German investor morale worsened in November to its weakest since February 1993, weighed down by worries about financial market turmoil and the impact of the strong euro, a closely watched survey showed on Tuesday.
The ZEW research institute said its economic sentiment indicator, based on a survey of 269 analysts and institutional investors, fell to -32.5 this month from -18.1 in October. A Reuters survey of economists had pointed to a reading of -20.0.
"German business expectations are imploding right now, a trend that the ECB must wake up to very soon," said David Brown at Bear Stearns. "The ECB needs to switch the policy bias away from upside inflation to downside growth risks."

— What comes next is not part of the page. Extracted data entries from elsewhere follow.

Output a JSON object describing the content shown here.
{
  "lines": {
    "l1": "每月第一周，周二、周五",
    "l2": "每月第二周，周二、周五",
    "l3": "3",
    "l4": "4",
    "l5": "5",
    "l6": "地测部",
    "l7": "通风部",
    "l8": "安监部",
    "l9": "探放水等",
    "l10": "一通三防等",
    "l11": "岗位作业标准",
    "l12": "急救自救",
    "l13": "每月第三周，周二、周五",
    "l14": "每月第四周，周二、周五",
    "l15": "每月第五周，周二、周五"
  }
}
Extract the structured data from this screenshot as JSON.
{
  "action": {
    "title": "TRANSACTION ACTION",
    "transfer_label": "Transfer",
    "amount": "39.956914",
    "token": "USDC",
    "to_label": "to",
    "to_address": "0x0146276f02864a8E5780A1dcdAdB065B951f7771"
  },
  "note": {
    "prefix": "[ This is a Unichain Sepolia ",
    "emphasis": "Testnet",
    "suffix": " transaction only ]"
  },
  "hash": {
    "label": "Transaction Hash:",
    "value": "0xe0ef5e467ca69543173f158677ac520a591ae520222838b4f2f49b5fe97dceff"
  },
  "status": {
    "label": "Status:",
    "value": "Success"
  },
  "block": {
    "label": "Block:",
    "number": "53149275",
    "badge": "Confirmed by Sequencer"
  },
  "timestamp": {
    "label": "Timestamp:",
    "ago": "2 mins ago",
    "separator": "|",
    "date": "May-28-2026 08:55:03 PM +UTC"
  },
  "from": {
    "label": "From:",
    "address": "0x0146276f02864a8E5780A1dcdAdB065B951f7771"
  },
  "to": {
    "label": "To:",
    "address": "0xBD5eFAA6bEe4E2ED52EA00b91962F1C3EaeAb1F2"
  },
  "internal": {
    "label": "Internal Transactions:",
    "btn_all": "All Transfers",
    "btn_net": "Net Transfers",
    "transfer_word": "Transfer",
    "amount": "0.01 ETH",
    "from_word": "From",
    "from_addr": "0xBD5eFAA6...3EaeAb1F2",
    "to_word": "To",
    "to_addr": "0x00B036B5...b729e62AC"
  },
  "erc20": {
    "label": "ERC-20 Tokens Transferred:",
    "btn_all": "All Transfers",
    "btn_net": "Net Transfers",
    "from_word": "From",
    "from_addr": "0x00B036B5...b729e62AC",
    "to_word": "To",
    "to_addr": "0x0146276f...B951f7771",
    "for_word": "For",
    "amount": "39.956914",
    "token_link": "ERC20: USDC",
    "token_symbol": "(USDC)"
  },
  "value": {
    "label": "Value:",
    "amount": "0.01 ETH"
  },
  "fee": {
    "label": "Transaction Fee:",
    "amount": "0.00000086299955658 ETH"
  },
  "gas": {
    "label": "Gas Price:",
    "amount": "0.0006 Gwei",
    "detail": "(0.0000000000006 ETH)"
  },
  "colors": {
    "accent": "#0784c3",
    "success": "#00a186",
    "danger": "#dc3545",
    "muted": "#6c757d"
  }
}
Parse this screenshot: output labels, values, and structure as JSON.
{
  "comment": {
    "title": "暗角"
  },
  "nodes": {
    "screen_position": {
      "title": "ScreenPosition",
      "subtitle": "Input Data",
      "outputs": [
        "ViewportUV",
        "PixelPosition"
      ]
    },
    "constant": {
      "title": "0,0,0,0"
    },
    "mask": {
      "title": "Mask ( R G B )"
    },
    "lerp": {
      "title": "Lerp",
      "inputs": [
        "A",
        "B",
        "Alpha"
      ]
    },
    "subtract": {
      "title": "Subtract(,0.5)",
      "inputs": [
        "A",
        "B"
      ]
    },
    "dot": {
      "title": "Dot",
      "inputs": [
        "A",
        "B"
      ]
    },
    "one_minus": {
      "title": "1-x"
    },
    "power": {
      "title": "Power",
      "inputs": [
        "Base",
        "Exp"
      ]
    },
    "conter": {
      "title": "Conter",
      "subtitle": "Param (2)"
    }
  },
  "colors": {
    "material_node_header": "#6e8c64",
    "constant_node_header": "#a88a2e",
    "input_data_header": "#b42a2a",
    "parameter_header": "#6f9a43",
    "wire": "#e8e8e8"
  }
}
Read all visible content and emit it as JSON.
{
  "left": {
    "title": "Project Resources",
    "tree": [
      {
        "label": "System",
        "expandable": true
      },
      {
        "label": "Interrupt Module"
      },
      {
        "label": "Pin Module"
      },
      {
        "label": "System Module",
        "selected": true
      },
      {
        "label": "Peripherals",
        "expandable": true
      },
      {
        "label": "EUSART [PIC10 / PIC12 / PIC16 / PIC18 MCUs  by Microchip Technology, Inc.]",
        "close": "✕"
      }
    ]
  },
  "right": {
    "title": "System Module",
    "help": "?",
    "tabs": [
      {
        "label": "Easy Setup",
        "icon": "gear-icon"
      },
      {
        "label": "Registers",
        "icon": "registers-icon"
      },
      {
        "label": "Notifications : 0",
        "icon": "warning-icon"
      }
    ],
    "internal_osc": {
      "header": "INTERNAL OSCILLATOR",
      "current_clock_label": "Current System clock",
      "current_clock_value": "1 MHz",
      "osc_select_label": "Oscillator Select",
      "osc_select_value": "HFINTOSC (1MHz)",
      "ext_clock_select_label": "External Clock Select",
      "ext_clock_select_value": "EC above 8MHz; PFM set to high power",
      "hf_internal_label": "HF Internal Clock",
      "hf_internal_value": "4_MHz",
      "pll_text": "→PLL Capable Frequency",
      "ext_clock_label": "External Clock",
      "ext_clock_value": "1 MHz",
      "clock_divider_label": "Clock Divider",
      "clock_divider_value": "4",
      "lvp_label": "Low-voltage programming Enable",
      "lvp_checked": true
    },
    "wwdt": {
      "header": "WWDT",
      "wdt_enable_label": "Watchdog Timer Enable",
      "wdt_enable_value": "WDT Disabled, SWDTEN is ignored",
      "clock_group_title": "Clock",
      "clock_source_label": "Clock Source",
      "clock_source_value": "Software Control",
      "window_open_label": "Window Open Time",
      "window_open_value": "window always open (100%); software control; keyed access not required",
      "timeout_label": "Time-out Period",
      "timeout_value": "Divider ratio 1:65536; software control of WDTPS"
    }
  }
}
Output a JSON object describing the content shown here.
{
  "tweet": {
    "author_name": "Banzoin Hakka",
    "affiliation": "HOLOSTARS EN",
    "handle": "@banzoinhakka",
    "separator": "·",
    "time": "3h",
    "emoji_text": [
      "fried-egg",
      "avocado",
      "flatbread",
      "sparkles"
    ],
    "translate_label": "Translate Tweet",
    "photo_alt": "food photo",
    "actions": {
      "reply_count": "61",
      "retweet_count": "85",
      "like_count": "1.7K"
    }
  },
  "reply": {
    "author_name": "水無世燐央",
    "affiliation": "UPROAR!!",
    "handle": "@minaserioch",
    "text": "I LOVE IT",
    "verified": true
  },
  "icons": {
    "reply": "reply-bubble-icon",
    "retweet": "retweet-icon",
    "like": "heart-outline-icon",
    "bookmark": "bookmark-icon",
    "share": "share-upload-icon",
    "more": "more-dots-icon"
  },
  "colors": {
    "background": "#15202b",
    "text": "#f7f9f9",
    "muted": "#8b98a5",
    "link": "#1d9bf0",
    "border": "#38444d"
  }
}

The European Central Bank left interest rates on hold at 4.0 percent for the fifth month in a row last week and vowed to keep a grip on inflation.
A separate ZEW gauge of current conditions for Germany fell to 70.0 this month from 70.2 in October. The consensus forecast was for a reading of 68.0. A measure of expectations for the euro region fell to -30.0 after -19.0 the previous month.
The survey was conducted between Oct. 29 and Nov. 12.
"Owing to the continuously extending subprime (credit) crisis, the financial market experts have readjusted their economic expectations," the Mannheim-based institute said in a statement.
"The weak U.S. dollar has made business conditions for German exporting firms more difficult," it added.
The euro has hit record highs against the dollar recently, while soaring oil prices close to $100 per barrel are also weighing increasingly on German firms.
"The detrimental effect of exchange rate movements and high energy and raw material costs have made life difficult," Heidelberger Druckmaschinen finance chief Dirk Kaliebe said last week as the print machine maker missed earnings expectations.